On 7 déc. 2009, at 10:57, Richard W.M. Jones wrote:
> On Tue, Dec 01, 2009 at 04:08:38PM +0100, Pierre Riteau wrote:
>> For a project of mine I would like to create VMs from tarballs of
>> root filesystems. I would like to use libguestfs since this is
>> exactly what the tar2vm.sh guestfish recipe does.
>>
>> However, I need to extract tarballs that are in the hundreds of
>> megabytes, but my tests showed that performance is very low, both
>> with tgz-in and with guestmount (sorry I don't have the numbers any
>> more, but it was something like more than one hour to extract a
>> tarball containing a Debian Lenny installation).
>>
>> Is there any way to drastically improve libguestfs' performance?
>
> First of all, read:
>
>
http://libguestfs.org/FAQ.html#slow
>
> Using tar-in/tgz-in to copy the tarball into the appliance is always
> going to be slow. I would think you should get better performance if
> you write the tarball into an ISO first, and attach that. Something
> like:
>
> mkisofs -JR -o cd.iso the_tarball.tar.gz
>
> guestfish -a guest.img -a cd.iso
> [...]
>> <fs> mkmountpoint /guest
>> <fs> mkmountpoint /cd
> [...]
>> <fs> mount /dev/sdb /cd
> [...]
>> <fs> debug sh "tar xcf /cd/the_tarball.tar.gz /guest"

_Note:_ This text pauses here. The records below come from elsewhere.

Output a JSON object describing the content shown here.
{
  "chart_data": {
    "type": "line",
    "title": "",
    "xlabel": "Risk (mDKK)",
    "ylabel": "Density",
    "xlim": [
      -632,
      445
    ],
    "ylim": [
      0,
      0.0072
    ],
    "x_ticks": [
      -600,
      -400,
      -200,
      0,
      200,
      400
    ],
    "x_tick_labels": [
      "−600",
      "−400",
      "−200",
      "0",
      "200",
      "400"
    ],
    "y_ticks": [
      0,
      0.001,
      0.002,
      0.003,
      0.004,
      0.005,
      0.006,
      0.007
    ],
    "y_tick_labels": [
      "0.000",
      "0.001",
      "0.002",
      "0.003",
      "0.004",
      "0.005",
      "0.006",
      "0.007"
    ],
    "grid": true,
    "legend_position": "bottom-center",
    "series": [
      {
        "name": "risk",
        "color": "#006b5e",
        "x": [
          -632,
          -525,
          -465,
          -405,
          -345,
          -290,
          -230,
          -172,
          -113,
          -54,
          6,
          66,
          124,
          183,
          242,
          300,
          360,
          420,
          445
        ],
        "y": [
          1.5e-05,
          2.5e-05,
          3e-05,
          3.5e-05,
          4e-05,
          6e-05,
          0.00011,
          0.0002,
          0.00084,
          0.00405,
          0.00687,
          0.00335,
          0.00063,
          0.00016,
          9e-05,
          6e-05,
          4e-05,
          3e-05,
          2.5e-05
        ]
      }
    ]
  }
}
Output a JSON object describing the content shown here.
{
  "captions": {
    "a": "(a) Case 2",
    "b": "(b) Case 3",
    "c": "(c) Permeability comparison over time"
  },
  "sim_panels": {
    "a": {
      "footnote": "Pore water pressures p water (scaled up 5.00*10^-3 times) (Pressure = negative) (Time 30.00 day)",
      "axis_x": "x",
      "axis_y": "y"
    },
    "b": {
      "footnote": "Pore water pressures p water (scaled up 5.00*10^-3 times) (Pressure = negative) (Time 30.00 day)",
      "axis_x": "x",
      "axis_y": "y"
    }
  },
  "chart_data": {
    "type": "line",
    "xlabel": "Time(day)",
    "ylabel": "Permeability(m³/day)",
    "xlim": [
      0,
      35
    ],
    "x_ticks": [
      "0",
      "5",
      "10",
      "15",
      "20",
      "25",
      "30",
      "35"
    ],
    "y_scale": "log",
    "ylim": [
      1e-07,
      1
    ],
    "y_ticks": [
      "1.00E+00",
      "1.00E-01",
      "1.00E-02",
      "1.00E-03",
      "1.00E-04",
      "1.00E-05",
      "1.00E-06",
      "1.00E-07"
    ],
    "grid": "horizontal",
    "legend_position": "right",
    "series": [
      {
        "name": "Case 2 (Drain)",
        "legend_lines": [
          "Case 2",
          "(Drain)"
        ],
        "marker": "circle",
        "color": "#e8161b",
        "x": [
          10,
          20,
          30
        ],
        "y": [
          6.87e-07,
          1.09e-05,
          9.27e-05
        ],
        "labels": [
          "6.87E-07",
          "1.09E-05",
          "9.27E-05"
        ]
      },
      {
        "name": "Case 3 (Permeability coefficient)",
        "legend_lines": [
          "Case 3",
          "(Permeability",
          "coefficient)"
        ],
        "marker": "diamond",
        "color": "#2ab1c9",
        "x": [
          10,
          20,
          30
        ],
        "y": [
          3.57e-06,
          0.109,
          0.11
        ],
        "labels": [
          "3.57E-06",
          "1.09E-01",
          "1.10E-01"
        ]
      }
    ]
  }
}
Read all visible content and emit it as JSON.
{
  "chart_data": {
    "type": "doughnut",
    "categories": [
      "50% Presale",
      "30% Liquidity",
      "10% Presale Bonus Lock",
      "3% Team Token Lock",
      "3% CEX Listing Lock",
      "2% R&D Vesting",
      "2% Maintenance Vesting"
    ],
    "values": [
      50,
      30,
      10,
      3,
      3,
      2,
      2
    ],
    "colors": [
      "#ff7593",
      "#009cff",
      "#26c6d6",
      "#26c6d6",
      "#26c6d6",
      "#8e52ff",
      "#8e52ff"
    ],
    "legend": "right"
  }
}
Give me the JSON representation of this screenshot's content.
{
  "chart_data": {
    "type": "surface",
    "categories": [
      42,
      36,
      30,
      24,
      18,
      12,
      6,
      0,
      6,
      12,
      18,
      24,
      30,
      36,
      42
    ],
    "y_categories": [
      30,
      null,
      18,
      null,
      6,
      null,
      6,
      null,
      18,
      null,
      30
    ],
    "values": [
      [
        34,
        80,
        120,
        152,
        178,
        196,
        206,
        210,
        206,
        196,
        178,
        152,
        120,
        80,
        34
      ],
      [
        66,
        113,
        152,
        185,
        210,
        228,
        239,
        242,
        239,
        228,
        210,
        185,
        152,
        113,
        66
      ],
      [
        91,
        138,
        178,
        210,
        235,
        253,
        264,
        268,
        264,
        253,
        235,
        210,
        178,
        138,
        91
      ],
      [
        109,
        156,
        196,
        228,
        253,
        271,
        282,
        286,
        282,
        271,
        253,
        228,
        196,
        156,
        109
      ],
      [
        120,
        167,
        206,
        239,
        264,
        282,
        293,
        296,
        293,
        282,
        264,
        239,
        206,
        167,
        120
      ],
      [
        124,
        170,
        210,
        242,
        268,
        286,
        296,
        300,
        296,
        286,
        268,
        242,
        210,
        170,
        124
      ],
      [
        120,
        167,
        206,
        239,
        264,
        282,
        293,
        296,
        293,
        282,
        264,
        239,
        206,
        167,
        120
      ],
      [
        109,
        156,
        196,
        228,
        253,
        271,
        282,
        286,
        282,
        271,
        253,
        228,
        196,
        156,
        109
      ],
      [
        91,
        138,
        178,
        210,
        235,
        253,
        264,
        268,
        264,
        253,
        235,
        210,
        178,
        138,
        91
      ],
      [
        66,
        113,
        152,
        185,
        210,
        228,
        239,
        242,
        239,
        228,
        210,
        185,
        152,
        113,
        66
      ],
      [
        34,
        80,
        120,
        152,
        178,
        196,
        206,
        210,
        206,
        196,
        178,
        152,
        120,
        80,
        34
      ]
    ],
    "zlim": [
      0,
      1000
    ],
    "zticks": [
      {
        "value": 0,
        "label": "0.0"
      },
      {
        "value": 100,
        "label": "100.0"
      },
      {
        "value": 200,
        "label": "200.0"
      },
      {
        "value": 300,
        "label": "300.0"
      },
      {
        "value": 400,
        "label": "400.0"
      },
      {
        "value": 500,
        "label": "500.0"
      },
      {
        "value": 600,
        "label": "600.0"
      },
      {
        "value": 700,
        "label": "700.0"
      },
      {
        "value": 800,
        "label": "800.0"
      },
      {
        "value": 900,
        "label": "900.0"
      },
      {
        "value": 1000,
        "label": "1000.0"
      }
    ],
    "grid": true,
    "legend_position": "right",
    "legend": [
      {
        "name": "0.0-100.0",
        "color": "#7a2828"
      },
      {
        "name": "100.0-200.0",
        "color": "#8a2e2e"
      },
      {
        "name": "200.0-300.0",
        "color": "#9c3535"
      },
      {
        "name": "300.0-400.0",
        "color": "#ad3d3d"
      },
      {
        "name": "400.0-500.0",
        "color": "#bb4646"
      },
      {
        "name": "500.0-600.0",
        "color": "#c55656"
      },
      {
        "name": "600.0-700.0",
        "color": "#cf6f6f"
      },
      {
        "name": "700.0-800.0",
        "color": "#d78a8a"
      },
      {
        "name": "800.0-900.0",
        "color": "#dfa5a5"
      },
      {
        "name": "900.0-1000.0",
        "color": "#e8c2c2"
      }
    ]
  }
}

I got it to work using the following sequence:
$ guestfish -a guest.img -a cd.iso
run
sfdiskM /dev/sda ","
mkfs ext3 /dev/sda1
mkmountpoint /guest
mkmountpoint /cd
mount /dev/sda1 /guest
mount /dev/sdb /cd
debug sh "tar -C /sysroot/guest -xzf /sysroot/cd/the_tarball.tar.gz"
This is much better (on my test system it writes at about 15 MB/s).
However, it is still far from what the hardware can do (more than 60 MB/s).
tar's default block size is historical, and probably too small.
With a larger one you might narrow the gap.